I also think that the Mites are $900 USD now in the States..  They used to be like $700, but Totem pricing has crept up over the years.  Heck the staff used to be $1,500 and now are like $2500.

I didn´t know. The B&W  CM1 s2 is a revision of the original CM1, unlike the Mite is the same, so I guess B&W get some advantage.But I have to listen and decide. I have heard B&W CM1 and I liked it, but the amplifier was a 40 Watts Rotel. I guess I have to listen it in a better set up

There's nothing special about the Mites.  Small and bland.  They're a bit of a letdown compared to Arros or Hawks.  Don't care for staffs either - too much bass.  Speaker companies are obliged to cover a spectrum of needs - not all the models are going to be winners.     

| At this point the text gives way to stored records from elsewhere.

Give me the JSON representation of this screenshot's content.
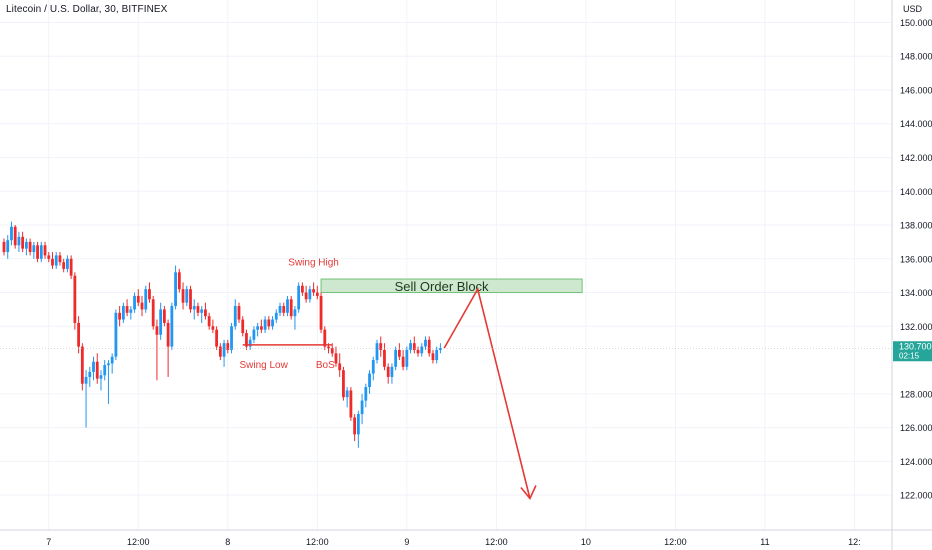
{
  "header": {
    "symbol_title": "Litecoin / U.S. Dollar, 30, BITFINEX",
    "currency": "USD"
  },
  "price_tag": {
    "price": "130.700",
    "countdown": "02:15",
    "color": "#26a69a"
  },
  "colors": {
    "up": "#2196f3",
    "down": "#ef2a2a",
    "annotation": "#e53935",
    "order_block_fill": "#c8e6c9",
    "order_block_border": "#66bb6a",
    "grid": "#f0f3fa"
  },
  "chart_data": {
    "type": "candlestick",
    "ylim": [
      121,
      150.5
    ],
    "price_ticks": [
      150,
      148,
      146,
      144,
      142,
      140,
      138,
      136,
      134,
      132,
      128,
      126,
      124,
      122
    ],
    "price_tick_labels": [
      "150.000",
      "148.000",
      "146.000",
      "144.000",
      "142.000",
      "140.000",
      "138.000",
      "136.000",
      "134.000",
      "132.000",
      "128.000",
      "126.000",
      "124.000",
      "122.000"
    ],
    "time_labels": [
      {
        "text": "7",
        "bar": 12
      },
      {
        "text": "12:00",
        "bar": 36
      },
      {
        "text": "8",
        "bar": 60
      },
      {
        "text": "12:00",
        "bar": 84
      },
      {
        "text": "9",
        "bar": 108
      },
      {
        "text": "12:00",
        "bar": 132
      },
      {
        "text": "10",
        "bar": 156
      },
      {
        "text": "12:00",
        "bar": 180
      },
      {
        "text": "11",
        "bar": 204
      },
      {
        "text": "12:",
        "bar": 228
      }
    ],
    "bar_count": 236,
    "candles": [
      [
        137.0,
        137.2,
        136.2,
        136.4
      ],
      [
        136.4,
        137.4,
        136.0,
        137.1
      ],
      [
        137.1,
        138.2,
        136.8,
        137.9
      ],
      [
        137.9,
        138.0,
        136.6,
        136.8
      ],
      [
        136.8,
        137.6,
        136.4,
        137.3
      ],
      [
        137.3,
        137.6,
        136.4,
        136.6
      ],
      [
        136.6,
        137.2,
        136.2,
        137.0
      ],
      [
        137.0,
        137.2,
        136.2,
        136.4
      ],
      [
        136.4,
        137.0,
        136.0,
        136.8
      ],
      [
        136.8,
        137.0,
        135.8,
        136.0
      ],
      [
        136.0,
        137.0,
        135.8,
        136.8
      ],
      [
        136.8,
        137.0,
        136.0,
        136.2
      ],
      [
        136.2,
        136.4,
        135.8,
        136.0
      ],
      [
        136.0,
        136.4,
        135.4,
        135.6
      ],
      [
        135.6,
        136.4,
        135.4,
        136.2
      ],
      [
        136.2,
        136.4,
        135.6,
        135.8
      ],
      [
        135.8,
        136.0,
        135.2,
        135.4
      ],
      [
        135.4,
        136.2,
        135.2,
        136.0
      ],
      [
        136.0,
        136.2,
        134.8,
        135.0
      ],
      [
        135.0,
        135.2,
        131.8,
        132.2
      ],
      [
        132.2,
        132.6,
        130.4,
        130.8
      ],
      [
        130.8,
        131.0,
        128.2,
        128.6
      ],
      [
        128.6,
        129.4,
        126.0,
        129.0
      ],
      [
        129.0,
        129.6,
        128.4,
        129.3
      ],
      [
        129.3,
        130.2,
        128.8,
        129.9
      ],
      [
        129.9,
        130.4,
        128.6,
        128.9
      ],
      [
        128.9,
        129.4,
        128.2,
        129.1
      ],
      [
        129.1,
        130.0,
        128.8,
        129.7
      ],
      [
        129.7,
        130.0,
        127.4,
        129.8
      ],
      [
        129.8,
        130.4,
        129.2,
        130.2
      ],
      [
        130.2,
        133.0,
        130.0,
        132.8
      ],
      [
        132.8,
        133.2,
        132.0,
        132.4
      ],
      [
        132.4,
        133.4,
        132.2,
        133.2
      ],
      [
        133.2,
        133.6,
        132.6,
        132.8
      ],
      [
        132.8,
        133.2,
        132.4,
        133.0
      ],
      [
        133.0,
        134.0,
        132.8,
        133.8
      ],
      [
        133.8,
        134.2,
        133.2,
        133.4
      ],
      [
        133.4,
        133.8,
        132.6,
        133.0
      ],
      [
        133.0,
        134.4,
        132.8,
        134.2
      ],
      [
        134.2,
        134.6,
        133.4,
        133.6
      ],
      [
        133.6,
        133.8,
        131.8,
        132.0
      ],
      [
        132.0,
        132.4,
        128.8,
        131.5
      ],
      [
        131.5,
        133.4,
        131.2,
        133.0
      ],
      [
        133.0,
        133.2,
        132.0,
        132.2
      ],
      [
        132.2,
        132.4,
        129.0,
        130.8
      ],
      [
        130.8,
        133.4,
        130.6,
        133.2
      ],
      [
        133.2,
        135.6,
        133.0,
        135.2
      ],
      [
        135.2,
        135.4,
        134.0,
        134.2
      ],
      [
        134.2,
        134.6,
        133.0,
        133.4
      ],
      [
        133.4,
        134.4,
        133.2,
        134.2
      ],
      [
        134.2,
        134.4,
        132.8,
        133.0
      ],
      [
        133.0,
        133.6,
        132.4,
        133.2
      ],
      [
        133.2,
        133.4,
        132.6,
        132.8
      ],
      [
        132.8,
        133.2,
        132.2,
        133.0
      ],
      [
        133.0,
        133.4,
        132.4,
        132.6
      ],
      [
        132.6,
        132.8,
        131.8,
        132.0
      ],
      [
        132.0,
        132.4,
        131.6,
        131.8
      ],
      [
        131.8,
        132.0,
        130.6,
        130.8
      ],
      [
        130.8,
        131.0,
        130.0,
        130.2
      ],
      [
        130.2,
        131.2,
        129.6,
        131.0
      ],
      [
        131.0,
        131.2,
        130.4,
        130.6
      ],
      [
        130.6,
        132.2,
        130.4,
        132.0
      ],
      [
        132.0,
        133.6,
        131.8,
        133.2
      ],
      [
        133.2,
        133.4,
        132.2,
        132.4
      ],
      [
        132.4,
        132.6,
        131.4,
        131.6
      ],
      [
        131.6,
        131.8,
        130.6,
        130.8
      ],
      [
        130.8,
        131.4,
        130.6,
        131.2
      ],
      [
        131.2,
        132.0,
        131.0,
        131.8
      ],
      [
        131.8,
        132.2,
        131.4,
        132.0
      ],
      [
        132.0,
        132.4,
        131.6,
        131.8
      ],
      [
        131.8,
        132.6,
        131.6,
        132.4
      ],
      [
        132.4,
        132.6,
        131.8,
        132.0
      ],
      [
        132.0,
        132.6,
        131.8,
        132.4
      ],
      [
        132.4,
        133.0,
        132.2,
        132.8
      ],
      [
        132.8,
        133.4,
        132.6,
        133.2
      ],
      [
        133.2,
        133.4,
        132.6,
        132.8
      ],
      [
        132.8,
        133.8,
        132.6,
        133.6
      ],
      [
        133.6,
        133.8,
        132.4,
        132.6
      ],
      [
        132.6,
        133.2,
        131.8,
        133.0
      ],
      [
        133.0,
        134.6,
        132.8,
        134.4
      ],
      [
        134.4,
        134.6,
        133.8,
        134.0
      ],
      [
        134.0,
        134.4,
        133.4,
        133.6
      ],
      [
        133.6,
        134.4,
        133.4,
        134.2
      ],
      [
        134.2,
        134.6,
        133.8,
        134.0
      ],
      [
        134.0,
        134.4,
        133.6,
        133.8
      ],
      [
        133.8,
        134.0,
        131.6,
        131.8
      ],
      [
        131.8,
        132.0,
        130.6,
        130.8
      ],
      [
        130.8,
        131.0,
        130.4,
        130.7
      ],
      [
        130.7,
        131.0,
        130.2,
        130.4
      ],
      [
        130.4,
        130.8,
        129.6,
        129.8
      ],
      [
        129.8,
        130.4,
        129.0,
        129.4
      ],
      [
        129.4,
        129.6,
        127.6,
        127.8
      ],
      [
        127.8,
        128.4,
        127.2,
        128.2
      ],
      [
        128.2,
        128.4,
        126.4,
        126.6
      ],
      [
        126.6,
        126.8,
        125.2,
        125.6
      ],
      [
        125.6,
        127.0,
        124.8,
        126.8
      ],
      [
        126.8,
        128.0,
        126.2,
        127.6
      ],
      [
        127.6,
        128.6,
        127.2,
        128.4
      ],
      [
        128.4,
        129.4,
        128.0,
        129.2
      ],
      [
        129.2,
        130.2,
        128.8,
        130.0
      ],
      [
        130.0,
        131.2,
        129.8,
        131.0
      ],
      [
        131.0,
        131.4,
        130.2,
        130.6
      ],
      [
        130.6,
        131.0,
        129.4,
        129.6
      ],
      [
        129.6,
        129.8,
        128.6,
        129.0
      ],
      [
        129.0,
        129.8,
        128.6,
        129.6
      ],
      [
        129.6,
        130.8,
        129.4,
        130.6
      ],
      [
        130.6,
        131.0,
        130.0,
        130.2
      ],
      [
        130.2,
        130.6,
        129.4,
        129.6
      ],
      [
        129.6,
        130.8,
        129.4,
        130.6
      ],
      [
        130.6,
        131.2,
        130.4,
        131.0
      ],
      [
        131.0,
        131.4,
        130.4,
        130.6
      ],
      [
        130.6,
        130.8,
        130.2,
        130.4
      ],
      [
        130.4,
        131.0,
        130.2,
        130.8
      ],
      [
        130.8,
        131.4,
        130.6,
        131.2
      ],
      [
        131.2,
        131.4,
        130.2,
        130.4
      ],
      [
        130.4,
        130.6,
        129.8,
        130.0
      ],
      [
        130.0,
        130.8,
        129.8,
        130.6
      ],
      [
        130.6,
        131.0,
        130.4,
        130.7
      ]
    ],
    "annotations": {
      "swing_high": {
        "text": "Swing High",
        "bar": 83,
        "price": 135.6
      },
      "swing_low": {
        "text": "Swing Low",
        "bar": 68,
        "price": 129.7
      },
      "bos": {
        "text": "BoS",
        "bar": 84,
        "price": 129.7
      },
      "bos_line": {
        "from_bar": 64,
        "to_bar": 88,
        "price": 130.9
      },
      "order_block": {
        "text": "Sell Order Block",
        "from_bar": 85,
        "to_bar": 155,
        "top": 134.8,
        "bottom": 134.0
      },
      "projection": [
        {
          "bar": 118,
          "price": 130.7
        },
        {
          "bar": 127,
          "price": 134.2
        },
        {
          "bar": 141,
          "price": 121.8
        }
      ]
    }
  }
}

i had a very poor experience with the Mites on the back of a NAP 250/32.5/hicap. I used them on heavy stands and they were quite engaging with undemanding dinner jazz etc but when fed some demanding orchestral music they simply squashed dynamics in a most alarming way. Crescendos just disappeared before they even arrived.My Royd standmounts were in another league.

I can't believe you can't do considerably better for the money. But as always it's essential you listen to them yourself...

Sister xx

Sister E. posted:

i had a very poor experience with the Mites on the back of a NAP 250/32.5/hicap. I used them on heavy stands and they were quite engaging with undemanding dinner jazz etc but when fed some demanding orchestral music they simply squashed dynamics in a most alarming way. Crescendos just disappeared before they even arrived.My Royd standmounts were in another league.

I can't believe you can't do considerably better for the money. But as always it's essential you listen to them yourself...

Sister xx

I think the Mite is Totems worst speaker. I guess they gotta have at least one! 

You need to audition the CM1. Keep in mind, they need lots of power.

Dynamics are great. I like listening Symphonies and have a detached house. It goes from almost solo instruments to fortissimo instantly. This is what brought me in the Naim world.

In the 9th symphony of Tchaikovsky are nice dynamic movements.

What kind of music do you like?

Indeed, they are not the least regarded B&W speaker. Personally, I prefer them to my CM5 S2's.

I don't know the Densen amps. I have a SuperNait which rates 80 Watts (if that is of any value at all) and because it is a few levels higher than one would expect to drive CM1's, it is needed to get them on song. If you read reviews, I think you will see that they open up when fed by a proper amp.

Jazz is fine - but forget about the double base - the CM1's dont go that deep you need a sub for that.

I never listen to Rock or Indie. Will try tonight.

Chag... posted:

I am considering bringing S/H Arros on 122x/FC2x/150x as alternate to my Kans in my study. How tight is their bass? Can I place them against a bookcase? :ghee:

Chag -  

I considered arros too with the same amp but never had the chance to audition them together.  I also had a small room to contend with - ultimately went with Spendor s3/5rs that were just a terrific match.  Lots of bass for such a small box.  They're a sealed box design so ok for close  to wall placement.

Chag... posted:

I am considering bringing S/H Arros on 122x/FC2x/150x as alternate to my Kans in my study. How tight is their bass? Can I place them against a bookcase? :ghee:

My experience is that Arros have an immediate "wow" factor. Dynamic and musical with good clarity coming from such a slim column. On longer term listening the bass becomes boxy and hollow, artificially deep. Probably a great choice for an apartment setting where you don't want to upset the neighbors, while on the other hand they need room from the rear wall to get the bass response right. Against a bookcase? I wouldn't expect much bottom end. If pure musicality and fun is your aim Arros could be a worthy consideration. I view Arros  as a good starter speaker that folks move on from in due course. Also, Arros can be "tippy" - maybe not a good choice with dogs, children, or clumsy maids in the listening room. They are, however, mass-loadable for stability and tighter bass response.